Php — Obfuscate Code [verified]
<?php $g1 = create_function('$a', 'return str_rot13($a);'); $g2 = create_function('$b', 'return base64_decode($b);'); $func_map = array('auth' => $g2('YXV0aGVudGljYXRl')); // base64 of "authenticate" function XyZ123() { $args = func_get_args(); $f = $GLOBALS['func_map']['auth']; return $f($args[0], $args[1]); }
function calculateDiscount($price, $percent) { $discount = $price * ($percent / 100); return $price - $discount; } php obfuscate code
// Original logic: A -> B -> C // Obfuscated: jump around goto middle; start: echo "A"; goto end; middle: echo "B"; goto start; end: echo "C"; Powering over 75% of all websites, from small
Obfuscation is the practice of transforming clean, readable, and logical source code into a structurally identical but incomprehensible version.

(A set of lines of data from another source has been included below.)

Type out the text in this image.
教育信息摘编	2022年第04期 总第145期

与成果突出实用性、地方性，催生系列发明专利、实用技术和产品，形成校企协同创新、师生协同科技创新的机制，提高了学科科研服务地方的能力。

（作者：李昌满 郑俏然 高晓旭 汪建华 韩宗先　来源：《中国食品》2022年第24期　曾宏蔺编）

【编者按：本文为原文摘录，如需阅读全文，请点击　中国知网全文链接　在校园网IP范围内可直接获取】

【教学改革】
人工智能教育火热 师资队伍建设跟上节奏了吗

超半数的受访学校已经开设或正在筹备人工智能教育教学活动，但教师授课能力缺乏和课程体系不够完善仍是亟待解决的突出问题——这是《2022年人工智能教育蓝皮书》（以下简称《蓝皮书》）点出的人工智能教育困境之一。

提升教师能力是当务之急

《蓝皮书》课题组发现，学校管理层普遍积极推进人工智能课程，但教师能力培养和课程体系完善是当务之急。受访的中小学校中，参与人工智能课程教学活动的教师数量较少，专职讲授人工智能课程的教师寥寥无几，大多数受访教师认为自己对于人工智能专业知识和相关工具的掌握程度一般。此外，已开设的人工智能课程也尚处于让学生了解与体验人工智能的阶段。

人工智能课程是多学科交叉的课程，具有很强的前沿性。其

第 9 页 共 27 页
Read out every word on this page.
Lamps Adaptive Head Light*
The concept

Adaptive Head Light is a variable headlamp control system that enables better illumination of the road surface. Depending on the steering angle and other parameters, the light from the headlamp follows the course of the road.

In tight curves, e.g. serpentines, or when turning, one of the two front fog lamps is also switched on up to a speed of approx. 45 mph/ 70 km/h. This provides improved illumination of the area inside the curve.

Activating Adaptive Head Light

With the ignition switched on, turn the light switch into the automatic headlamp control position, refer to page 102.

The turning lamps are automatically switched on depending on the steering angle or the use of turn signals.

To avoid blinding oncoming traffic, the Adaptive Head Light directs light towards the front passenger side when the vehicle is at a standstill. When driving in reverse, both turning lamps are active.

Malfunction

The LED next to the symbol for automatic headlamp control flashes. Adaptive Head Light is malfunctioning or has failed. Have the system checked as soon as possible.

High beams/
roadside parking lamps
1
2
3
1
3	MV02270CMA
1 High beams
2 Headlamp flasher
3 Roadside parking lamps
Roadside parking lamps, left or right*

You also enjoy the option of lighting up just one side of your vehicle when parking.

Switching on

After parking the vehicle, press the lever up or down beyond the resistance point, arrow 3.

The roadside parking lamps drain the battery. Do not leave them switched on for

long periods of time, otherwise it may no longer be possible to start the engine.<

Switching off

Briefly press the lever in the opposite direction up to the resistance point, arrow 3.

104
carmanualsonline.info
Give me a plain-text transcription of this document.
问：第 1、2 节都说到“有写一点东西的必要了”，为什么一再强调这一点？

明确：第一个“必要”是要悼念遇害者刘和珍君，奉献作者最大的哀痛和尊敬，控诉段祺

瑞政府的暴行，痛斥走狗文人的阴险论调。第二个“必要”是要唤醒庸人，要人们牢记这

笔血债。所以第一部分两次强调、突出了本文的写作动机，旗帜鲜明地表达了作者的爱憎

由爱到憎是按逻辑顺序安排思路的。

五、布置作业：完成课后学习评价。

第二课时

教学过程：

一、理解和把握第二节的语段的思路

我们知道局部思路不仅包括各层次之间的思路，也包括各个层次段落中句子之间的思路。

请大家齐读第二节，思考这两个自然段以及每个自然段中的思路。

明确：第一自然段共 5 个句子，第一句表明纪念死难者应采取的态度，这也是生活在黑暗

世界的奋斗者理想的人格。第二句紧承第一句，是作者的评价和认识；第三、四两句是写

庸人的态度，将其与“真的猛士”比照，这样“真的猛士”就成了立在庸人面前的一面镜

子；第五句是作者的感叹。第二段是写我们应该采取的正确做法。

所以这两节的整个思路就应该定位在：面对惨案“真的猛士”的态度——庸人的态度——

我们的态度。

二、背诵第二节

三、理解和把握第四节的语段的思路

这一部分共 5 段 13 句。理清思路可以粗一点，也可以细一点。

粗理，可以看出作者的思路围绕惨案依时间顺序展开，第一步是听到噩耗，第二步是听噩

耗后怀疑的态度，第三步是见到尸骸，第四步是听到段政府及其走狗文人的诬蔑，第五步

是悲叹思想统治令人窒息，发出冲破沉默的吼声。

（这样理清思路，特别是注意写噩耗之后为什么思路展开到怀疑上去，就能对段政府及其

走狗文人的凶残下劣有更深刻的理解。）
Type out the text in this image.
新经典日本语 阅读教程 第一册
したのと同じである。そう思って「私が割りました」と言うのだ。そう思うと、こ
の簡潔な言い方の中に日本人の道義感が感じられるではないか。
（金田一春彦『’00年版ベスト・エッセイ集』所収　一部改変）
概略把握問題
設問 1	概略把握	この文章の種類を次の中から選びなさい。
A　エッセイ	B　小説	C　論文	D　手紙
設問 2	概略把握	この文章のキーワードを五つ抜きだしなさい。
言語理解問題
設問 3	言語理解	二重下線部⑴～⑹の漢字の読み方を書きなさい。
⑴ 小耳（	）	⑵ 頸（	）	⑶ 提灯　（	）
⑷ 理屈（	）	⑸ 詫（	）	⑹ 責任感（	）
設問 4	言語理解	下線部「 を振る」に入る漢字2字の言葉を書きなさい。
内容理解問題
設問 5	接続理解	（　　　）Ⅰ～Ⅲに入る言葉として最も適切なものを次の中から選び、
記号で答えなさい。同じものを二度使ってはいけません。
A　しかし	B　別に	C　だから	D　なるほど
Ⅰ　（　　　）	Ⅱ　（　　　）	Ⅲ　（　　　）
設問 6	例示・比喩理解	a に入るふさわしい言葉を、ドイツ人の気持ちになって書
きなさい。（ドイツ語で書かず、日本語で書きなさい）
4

The code still runs perfectly, but if a hacker, competitor, or unscrupulous client opens the file, they are greeted with a nightmare of nested functions, meaningless variable names, and encoded strings. Powering over 75% of all websites
Introduction PHP is the engine of the web. Powering over 75% of all websites, from small WordPress blogs to massive platforms like Facebook and Wikipedia, its ubiquity is both a strength and a vulnerability. Unlike compiled languages such as C++ or Go, which turn human-readable code into machine language, PHP scripts are distributed as plain text. When you sell a commercial SaaS script, deploy a proprietary CMS plugin, or install code on a client’s shared hosting environment, you are literally handing over the blueprints to your intellectual property.